I had moved to Northern California by the time Ed, a close friend from New York, was dying of AIDS in Los Angeles. As I heard the story from a mutual friend, he was faithful to his partner, but his partner was promiscuous, and Ed got AIDS from him. The partner never did deserve Ed. For example, Ed once rented for an hour the huge lit sign on the New York Times building in Times Square. He timed it so he and his lover saw a Broadway show, and afterward, Ed steered them to Times Square and point to the sign, which said, "I love you Lloyd!"
Lloyd was embarrassed and angry. Ed was hurt and crestfallen.
When Ed had AIDS, I called him in the hospital. He asked, "If I come to San Francisco, will you see me?"
"I'll pick you up at the airport with bells on. We'll drive to my house and you can sleep in my son's room. He's at college."
Ed died shortly after our conversation. I realized then that he'd known he could never visit me. What he really was asking was whether I'd see him. I suppose other "friends" had dropped him.
At the end of the month I received a phone bill with a large charge for a three-hour call to Los Angeles. At first I thought it was a mistake. Then I realized it was for my call to Ed. I felt a disconnect from reality. I can't explain this illogical perception, but I could not quite grasp that Ed had been alive so recently, yet was gone by the time I wrote a check for our conversation.
I contributed to a square on an AIDS quilt for Ed. Later I learned he had so many friends that he had a square on more than one AIDS quilt.
Ed was not my only personal connection to AIDS. And all victims were not gay. A friend's heterosexual daughter had a one-night stand with a jazz musician who mainlined heroin. The young woman died of AIDS, and her mother raised the granddaughter.
A new generation grew up with no memories of pre-AIDS, comparatively carefree days. Times had changed so much since my youth that a friend's son (I'll call him Tom) confided in me that he had learned a woman he had been sleeping with had slept with a heroin addict. When I asked Tom if he'd had an AIDS test, he said no. He was too scared.
I said, "You have to have it. If you don't, I'll tell your parents."
"Will you go with me?"
"Of course."
I drove us to the AIDS clinic and waited in the reception room while Tom attended an obligatory educational session. Then he had the test. As he and I left the clinic, we passed the reception desk. While a dentist's office often has a bowl of sugar-free candy on the reception desk, the AIDS clinic provided free condoms. Tom scooped up a handful and put them in my pocket.
"You have to be safe, too," he said.
And I thought, "We've come a long way, baby."
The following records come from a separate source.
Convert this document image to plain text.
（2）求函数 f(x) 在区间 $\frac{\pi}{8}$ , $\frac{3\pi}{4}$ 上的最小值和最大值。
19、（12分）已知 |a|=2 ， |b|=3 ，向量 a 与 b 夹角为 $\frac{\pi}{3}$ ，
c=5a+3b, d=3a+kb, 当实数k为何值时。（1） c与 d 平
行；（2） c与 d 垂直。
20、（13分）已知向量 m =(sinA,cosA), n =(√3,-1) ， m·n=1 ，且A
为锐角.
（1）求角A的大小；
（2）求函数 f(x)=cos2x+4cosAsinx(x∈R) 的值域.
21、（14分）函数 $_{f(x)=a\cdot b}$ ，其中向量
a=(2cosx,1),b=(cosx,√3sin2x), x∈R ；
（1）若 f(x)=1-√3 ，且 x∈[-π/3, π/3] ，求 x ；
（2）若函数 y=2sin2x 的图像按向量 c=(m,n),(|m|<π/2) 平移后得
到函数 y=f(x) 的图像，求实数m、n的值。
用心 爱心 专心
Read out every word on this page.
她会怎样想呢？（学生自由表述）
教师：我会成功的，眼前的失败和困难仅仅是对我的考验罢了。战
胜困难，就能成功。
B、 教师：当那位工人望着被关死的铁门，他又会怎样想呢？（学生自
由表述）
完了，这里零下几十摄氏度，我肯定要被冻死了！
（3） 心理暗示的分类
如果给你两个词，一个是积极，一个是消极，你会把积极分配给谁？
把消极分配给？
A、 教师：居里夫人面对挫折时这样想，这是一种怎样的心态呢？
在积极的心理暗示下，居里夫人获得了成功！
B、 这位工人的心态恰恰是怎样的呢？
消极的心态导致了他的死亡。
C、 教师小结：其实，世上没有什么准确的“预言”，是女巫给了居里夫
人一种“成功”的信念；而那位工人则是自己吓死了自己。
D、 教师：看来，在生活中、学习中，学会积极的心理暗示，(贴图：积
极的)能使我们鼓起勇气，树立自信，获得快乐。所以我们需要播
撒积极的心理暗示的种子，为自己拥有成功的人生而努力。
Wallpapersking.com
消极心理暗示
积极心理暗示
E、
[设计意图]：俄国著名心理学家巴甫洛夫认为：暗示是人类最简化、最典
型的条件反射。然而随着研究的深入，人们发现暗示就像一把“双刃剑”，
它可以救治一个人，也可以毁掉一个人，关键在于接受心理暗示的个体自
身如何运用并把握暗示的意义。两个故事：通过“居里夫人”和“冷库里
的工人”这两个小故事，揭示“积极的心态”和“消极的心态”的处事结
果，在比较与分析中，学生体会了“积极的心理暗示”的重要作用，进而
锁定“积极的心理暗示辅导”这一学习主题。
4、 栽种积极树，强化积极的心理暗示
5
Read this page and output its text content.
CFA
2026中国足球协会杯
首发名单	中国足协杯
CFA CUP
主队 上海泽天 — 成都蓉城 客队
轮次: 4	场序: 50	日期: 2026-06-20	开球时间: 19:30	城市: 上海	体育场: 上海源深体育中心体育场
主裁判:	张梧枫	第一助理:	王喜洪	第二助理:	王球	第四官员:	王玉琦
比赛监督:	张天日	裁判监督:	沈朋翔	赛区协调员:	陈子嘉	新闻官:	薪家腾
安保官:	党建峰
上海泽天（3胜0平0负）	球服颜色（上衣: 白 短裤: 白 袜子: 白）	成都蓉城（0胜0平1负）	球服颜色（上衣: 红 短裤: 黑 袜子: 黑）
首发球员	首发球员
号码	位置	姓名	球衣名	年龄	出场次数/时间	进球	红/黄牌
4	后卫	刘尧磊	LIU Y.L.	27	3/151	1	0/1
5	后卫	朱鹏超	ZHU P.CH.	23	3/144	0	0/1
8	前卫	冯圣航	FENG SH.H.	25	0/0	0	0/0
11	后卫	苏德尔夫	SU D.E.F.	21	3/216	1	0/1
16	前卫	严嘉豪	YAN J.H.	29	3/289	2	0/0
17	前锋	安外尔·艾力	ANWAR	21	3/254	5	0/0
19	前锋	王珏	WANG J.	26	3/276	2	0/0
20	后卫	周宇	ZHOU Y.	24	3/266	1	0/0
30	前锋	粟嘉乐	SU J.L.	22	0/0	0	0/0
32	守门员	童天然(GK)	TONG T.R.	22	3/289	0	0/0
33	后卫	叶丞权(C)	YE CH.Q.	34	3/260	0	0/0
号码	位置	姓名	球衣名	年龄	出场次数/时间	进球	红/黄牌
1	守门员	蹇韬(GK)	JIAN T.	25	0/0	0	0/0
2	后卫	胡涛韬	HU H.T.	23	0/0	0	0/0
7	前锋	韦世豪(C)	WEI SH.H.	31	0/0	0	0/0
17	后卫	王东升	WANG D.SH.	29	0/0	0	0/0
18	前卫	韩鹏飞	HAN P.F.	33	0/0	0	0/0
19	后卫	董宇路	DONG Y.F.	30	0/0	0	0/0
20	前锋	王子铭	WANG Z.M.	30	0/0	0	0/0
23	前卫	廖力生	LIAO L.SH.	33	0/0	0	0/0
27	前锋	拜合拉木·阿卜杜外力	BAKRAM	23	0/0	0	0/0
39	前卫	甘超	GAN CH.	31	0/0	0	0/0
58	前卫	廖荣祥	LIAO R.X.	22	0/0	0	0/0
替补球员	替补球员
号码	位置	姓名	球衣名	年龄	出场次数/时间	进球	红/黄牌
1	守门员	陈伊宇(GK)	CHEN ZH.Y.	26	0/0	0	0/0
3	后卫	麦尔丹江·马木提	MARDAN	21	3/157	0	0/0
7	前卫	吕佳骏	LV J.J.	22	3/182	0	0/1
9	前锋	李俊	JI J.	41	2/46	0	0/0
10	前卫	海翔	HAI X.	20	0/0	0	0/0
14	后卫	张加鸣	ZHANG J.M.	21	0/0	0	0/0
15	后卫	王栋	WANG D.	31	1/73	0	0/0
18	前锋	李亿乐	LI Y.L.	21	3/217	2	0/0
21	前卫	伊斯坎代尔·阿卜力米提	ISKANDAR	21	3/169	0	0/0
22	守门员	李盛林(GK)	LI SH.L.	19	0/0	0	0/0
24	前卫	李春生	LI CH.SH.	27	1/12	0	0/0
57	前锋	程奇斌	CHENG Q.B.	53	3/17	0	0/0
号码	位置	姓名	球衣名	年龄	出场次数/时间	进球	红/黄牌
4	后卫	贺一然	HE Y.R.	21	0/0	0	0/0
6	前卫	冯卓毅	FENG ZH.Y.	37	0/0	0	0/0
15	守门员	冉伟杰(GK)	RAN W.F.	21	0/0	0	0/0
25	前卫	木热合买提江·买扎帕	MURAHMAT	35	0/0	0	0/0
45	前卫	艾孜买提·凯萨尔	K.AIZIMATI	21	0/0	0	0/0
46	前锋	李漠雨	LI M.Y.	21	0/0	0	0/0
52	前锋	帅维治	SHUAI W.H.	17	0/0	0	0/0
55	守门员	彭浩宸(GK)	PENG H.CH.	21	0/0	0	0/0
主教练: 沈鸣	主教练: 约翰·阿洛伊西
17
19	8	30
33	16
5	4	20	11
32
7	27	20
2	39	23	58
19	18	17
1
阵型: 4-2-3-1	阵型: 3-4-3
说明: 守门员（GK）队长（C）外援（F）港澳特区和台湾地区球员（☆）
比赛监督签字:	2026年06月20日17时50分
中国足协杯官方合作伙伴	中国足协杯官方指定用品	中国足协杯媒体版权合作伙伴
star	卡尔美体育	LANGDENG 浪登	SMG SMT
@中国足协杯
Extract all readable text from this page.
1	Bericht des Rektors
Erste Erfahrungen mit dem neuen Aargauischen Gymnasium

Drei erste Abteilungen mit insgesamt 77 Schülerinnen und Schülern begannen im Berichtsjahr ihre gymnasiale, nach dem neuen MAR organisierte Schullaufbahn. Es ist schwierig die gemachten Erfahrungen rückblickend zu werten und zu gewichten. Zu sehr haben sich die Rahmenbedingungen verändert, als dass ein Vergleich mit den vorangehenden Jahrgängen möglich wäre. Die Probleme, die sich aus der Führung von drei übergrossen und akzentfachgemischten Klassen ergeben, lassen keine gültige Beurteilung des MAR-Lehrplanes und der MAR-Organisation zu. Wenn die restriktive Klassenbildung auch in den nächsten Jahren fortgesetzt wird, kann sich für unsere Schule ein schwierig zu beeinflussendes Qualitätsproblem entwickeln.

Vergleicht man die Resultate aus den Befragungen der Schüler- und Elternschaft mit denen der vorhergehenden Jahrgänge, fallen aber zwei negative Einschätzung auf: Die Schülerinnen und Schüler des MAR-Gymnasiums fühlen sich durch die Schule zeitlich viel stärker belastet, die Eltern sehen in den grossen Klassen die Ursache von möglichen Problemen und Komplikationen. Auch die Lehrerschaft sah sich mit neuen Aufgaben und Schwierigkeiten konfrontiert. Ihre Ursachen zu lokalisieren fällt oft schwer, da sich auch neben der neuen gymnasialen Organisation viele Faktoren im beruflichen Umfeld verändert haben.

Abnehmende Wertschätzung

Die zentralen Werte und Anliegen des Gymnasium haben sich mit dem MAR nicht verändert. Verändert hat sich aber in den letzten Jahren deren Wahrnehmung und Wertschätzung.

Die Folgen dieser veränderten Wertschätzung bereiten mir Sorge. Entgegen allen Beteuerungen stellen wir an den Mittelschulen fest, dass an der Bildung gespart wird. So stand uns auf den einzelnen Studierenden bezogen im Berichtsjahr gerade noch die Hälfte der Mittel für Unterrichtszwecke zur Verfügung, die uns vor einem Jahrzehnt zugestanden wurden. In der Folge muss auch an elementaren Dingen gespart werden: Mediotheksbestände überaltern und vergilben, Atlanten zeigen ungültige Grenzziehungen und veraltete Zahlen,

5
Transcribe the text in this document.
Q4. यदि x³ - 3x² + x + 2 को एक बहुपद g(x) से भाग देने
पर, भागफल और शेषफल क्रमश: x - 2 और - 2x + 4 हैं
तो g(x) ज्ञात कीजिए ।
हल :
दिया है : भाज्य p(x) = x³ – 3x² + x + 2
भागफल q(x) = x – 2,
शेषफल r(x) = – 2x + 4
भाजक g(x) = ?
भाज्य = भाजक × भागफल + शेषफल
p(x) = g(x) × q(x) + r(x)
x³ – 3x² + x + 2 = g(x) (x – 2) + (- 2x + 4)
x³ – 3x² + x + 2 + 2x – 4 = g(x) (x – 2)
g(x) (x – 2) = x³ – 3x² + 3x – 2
Tom did not have AIDS. Today we're friends on Facebook.
The time has come belatedly for federal and state governments to make same-sex marriage legal and to end "Dont ask, don't tell" in favor of equal opportunities for all. If politicians won't make these corrections to policy, then the only just alternative is to make marriage illegal for all and to permit only the celibate to serve in the military.